子どもの発達は一様ではないので、いわゆる「言葉の早い子」もいれば、そうでない子どももいます。脳内のどのようなメカニズムの違いがこの言語獲得の差異に関わるのかを知ることは、なぜヒトが高度な言語を獲得できたのかの理解に繋がるかもしれません。今後の発展が期待されます。

ところで、フォーラムの折の雑談として、「最近は子どもの言語獲得が遅れているかもしれない」という話も伺いました。あくまで個人的な推測ですが、子どもの周囲の人間(大人も子どもも含む)のリアルな「会話」が少なくなると、上記①の段階としての経験が減ってしまうかもしれません。テレビやiPad等からも音声入力はなされるでしょうが、リアルなヒトの会話の方が言語獲得に繋がるという研究成果を見たことがあります。発達は不可逆的なので、感受性の高い時期(もしくは臨界期)を過ぎると、獲得できる能力に限界が生じます。
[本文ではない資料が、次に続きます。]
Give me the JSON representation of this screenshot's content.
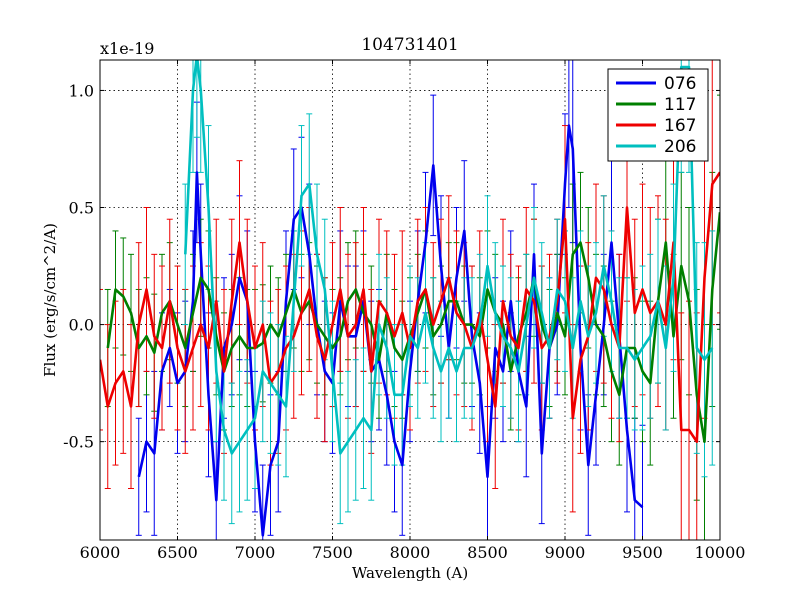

結果として②や③に支障が生じるという可能性はゼロではないでしょう。

9月の講演会では、作家の瀬名さんが「昔の作家に比べ、現代の作家の作品で使われている語彙の知的レベルが落ちている」というAI分析結果を話しておられました。せっかく「文字」という抽象度の高いコミュニケーションツールを開発したにも関わらず、「絵文字」が多用される現代は、やはり人類の退行現象に繋がっていくのかもしれません。

※追って、フォーラムの報告記事が東京大学発達保育実践政策学センターのHPに掲載される予定です。